Wednesday, January 01, 2014

Indian nominators for Nobel Prize letting invitations rot

Indian institutes, academics and scientists, invited to nominate Indians for the Nobel Prize, are "letting invitations rot in their drawers". The usually secretive Nobel Committee, which decides the coveted prizes, has told this to The Times of India (TOI), India's leading daily newspaper.

Sources in the Committee told TOI for instance this year not a single Indian nomination was received for the Nobel Prize for Medicine. In other categories like economics, physics and chemistry, just 10% invitations sent to Indian institutes or scholars seeking nominations were responded to.

Interestingly, most of their responses were nominations for non-resident Indians. "Ever year, around 5,000 nomination forms are sent out globally to individuals and institutes in 220 countries. The response rate from India is abysmally low,'' Nobel Committee for Chemistry Chairman Sven Lidin told TOI in an exclusive interview.

He said the response rate among individuals asked to nominate is about 30% while among institutes it is as low as 10%. "It is not just the case with nominations for physics, medicine and chemistry but also economics. It is a serious worry for us.''

Lidin said Indian universities do not take the nominations seriously. "In some cases, they aren't even aware of breakthrough work being conducted by individuals scientists or groups and hence don't know whom to nominate,'' said Lidin, who is visiting India to look for nominators.

He said they are never sure that they were reaching the right people to nominate. "In some cases, say for example, an institute director isn't well versed with chemistry as a subject because his specialization has been physics and hence he does not nominate when asked to do so for a Nobel in Chemistry.''

Lidin said the Nobel Committee is now travelling extensively across the world to search for the best people and institutes to be asked to nominate. "Quest for nomination is a big responsibility for us. Science in India and China is incredibly strong and has a very long academic tradition. But the number of Nobel winners is very low."

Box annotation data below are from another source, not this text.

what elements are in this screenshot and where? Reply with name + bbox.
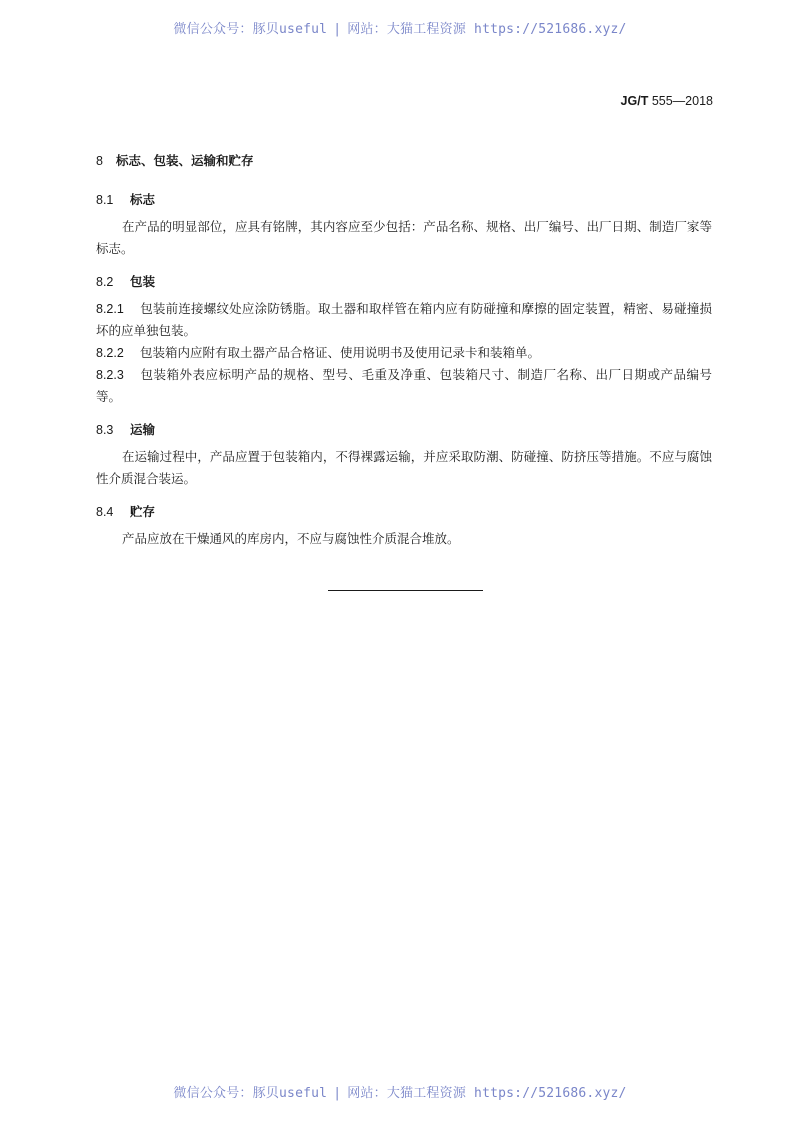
paragraph-marking: 在产品的明显部位，应具有铭牌，其内容应至少包括：产品名称、规格、出厂编号、出厂日期、制造厂家等标志。 xyxy=(96,219,712,256)
clause-text: 包装箱外表应标明产品的规格、型号、毛重及净重、包装箱尺寸、制造厂名称、出厂日期或产品编号等。 xyxy=(96,367,712,404)
watermark-website: 网站：大猫工程资源 https://521686.xyz/ xyxy=(347,22,627,37)
section-heading xyxy=(96,150,712,172)
clause-number: 8.2.2 xyxy=(96,346,124,360)
section-title: 标志、包装、运输和贮存 xyxy=(116,153,254,168)
subsection-heading-8-1 xyxy=(96,189,712,211)
clause-number: 8.2.3 xyxy=(96,368,124,382)
paragraph-storage: 产品应放在干燥通风的库房内，不应与腐蚀性介质混合堆放。 xyxy=(122,531,460,546)
subsection-title: 贮存 xyxy=(130,504,156,519)
subsection-number: 8.3 xyxy=(96,423,114,437)
clause-8-2-3 xyxy=(96,364,712,408)
clause-number: 8.2.1 xyxy=(96,302,124,316)
watermark-wechat: 微信公众号：豚贝useful xyxy=(173,1086,328,1101)
subsection-title: 运输 xyxy=(130,422,156,437)
subsection-heading-8-2 xyxy=(96,271,712,293)
paragraph-transport: 在运输过程中，产品应置于包装箱内，不得裸露运输，并应采取防潮、防碰撞、防挤压等措施。不应与腐蚀性介质混合装运。 xyxy=(96,449,712,486)
clause-text: 包装前连接螺纹处应涂防锈脂。取土器和取样管在箱内应有防碰撞和摩擦的固定装置，精密、易碰撞损坏的应单独包装。 xyxy=(96,301,712,338)
clause-8-2-1 xyxy=(96,298,712,342)
standard-code xyxy=(621,94,713,108)
subsection-number: 8.4 xyxy=(96,505,114,519)
clause-8-2-2 xyxy=(96,342,712,364)
subsection-title: 标志 xyxy=(130,192,156,207)
standard-number: 555—2018 xyxy=(651,94,713,108)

Lidin said institutes with Nobel laureates are usually very good with nominations. "That is why universities in the UK, the US, Germany and France nominate large number of scientists and end up winning the most prestigious prize more often.''

Nominations to the Nobel Prize can be made only through invitation. The Nobel Committee sends out invitation letters to individuals qualified to nominate --- former laureates, scholars, academics and higher education institutes and universities in every country. It bases its assessment on nominations received before a particular date.

The Committee then assesses the candidates' work and prepares a short list, which is later reviewed by permanent advisers specially recruited for their knowledge of specific candidates. Around October every year, the Committee chooses Laureates through a majority vote.